I’d like you to meet Aimee Finicky. She’s the girl you didn’t notice in high school. She doesn’t wear makeup, but she also doesn’t wear glasses like you maybe expected. She’s nice, smart, responsible, has never had a boyfriend and enjoys reading manga comics. Aimee is kind of adorable in her own way, but then she’s also fairly soft-spoken, timid, without any quirks or real passionate interests. She’s like the anti manic pixie dream girl, which is its own special blessing.
So who is Aimee? What’s her thing? “I’d like to think there’s more to a person than just one thing,” she says, which is a more mature, adult thought than any high school kid will give her credit for.
James Ponsdolt’s third film “The Spectacular Now” is filled with such universal wisdom. It channels John Hughes era dramas but embeds its coming of age tale with challenging, thoughtful and moving subtext that makes it anything but a “teen movie.” It’s a light, good-hearted, beautiful and romantic film that feels spectacular both now and forever.
Part of the brilliance of Ponsoldt’s screenplay is that, despite my being enamored with Aimee (Shailene Woodley), she’s not the film’s upfront star. Hollywood movies love to identify with the loser and have them reach up. “The Spectacular Now” digs into the rough patches with its anchor on Sutter Keely (Miles Teller), the popular, fairly likeable douchebag.
Always the charmer, he sets up his best friend with some “potentials” and is then accused of cheating on his current girlfriend Cassidy (Brie Larson), with whom he is an item and the life of every party. Depressed at their separation, he drunkenly crashes his car and passes out on Aimee’s driveway. When she wakes him, he agrees to help her with some chores and have lunch with her at school. It slowly builds into a touching relationship that will span their senior year, taking them through the highs and lows of sex, prom, drinking, heartbreak, college applications and parent issues.

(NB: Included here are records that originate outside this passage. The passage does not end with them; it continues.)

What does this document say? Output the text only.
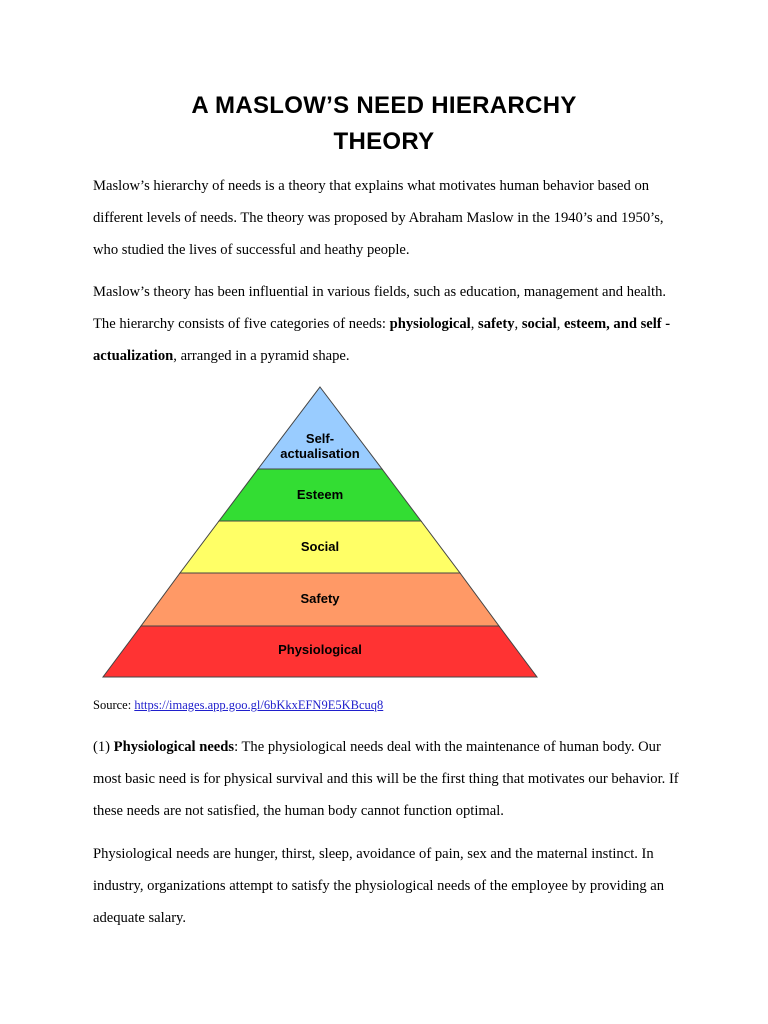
A MASLOW’S NEED HIERARCHY
THEORY
Maslow’s hierarchy of needs is a theory that explains what motivates human behavior based on different levels of needs. The theory was proposed by Abraham Maslow in the 1940’s and 1950’s, who studied the lives of successful and heathy people.
Maslow’s theory has been influential in various fields, such as education, management and health. The hierarchy consists of five categories of needs: physiological, safety, social, esteem, and self -actualization, arranged in a pyramid shape.
Self-
actualisation
Esteem
Social
Safety
Physiological
Source: https://images.app.goo.gl/6bKkxEFN9E5KBcuq8
(1) Physiological needs: The physiological needs deal with the maintenance of human body. Our most basic need is for physical survival and this will be the first thing that motivates our behavior. If these needs are not satisfied, the human body cannot function optimal.
Physiological needs are hunger, thirst, sleep, avoidance of pain, sex and the maternal instinct. In industry, organizations attempt to satisfy the physiological needs of the employee by providing an adequate salary.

But that’s just the plot. “The Spectacular Now” feels lived in. It has a rich subtext that colors these characters’ lives and makes them whole. Sutter seems to channel John Cusack in “Say Anything” with his confident swagger and relatable sense of humor, despite not being the jock or the definition of cool. At one point he’s challenged by Cassidy’s new football QB boyfriend, who seems dull and nervous in comparison, but then these high school dynamics are never as certain as they seem in the movies.
There’s a lovely scene where Sutter and Aimee are walking through the woods and they share their first kiss. The camera follows them backwards in a long unbroken take, and Woodley and Teller work their magic. She’s drawn to his charisma, and he’s drawn to the fact that he can probably help.
The nuance however is that Sutter is a real corrupting factor in Aimee’s life. He gets her a personalized flask for their anniversary, and he instills in her a rebellious spirit against her struggling mom. He provides Aimee with the most fulfilling moment in her life, but as Cassidy mentions to Sutter, they need more than a moment; they need a future.
The line that defines his life at this moment is “going in neutral, but acting in overdrive.” High school may be the peak in many a person’s life, as some see it as the most enriching, liberating time they’ve ever known. But have any started to really see the person they’ll become? Have any learned even a shred of what they’ll learn about life in college?
Maybe that’s why you see more teen movies than college movies. Of course people come of age during their college years, but high school has always been more volatile.
Ponsoldt taps into that spirit with adult themes of fathers, sons, romance, love and booze. His hands-off style is very friendly to his actors, and as characters they are given room to grow and to discover. Ponsoldt nurtures “The Spectacular Now” until it feels well-rounded, real, intelligent and universal.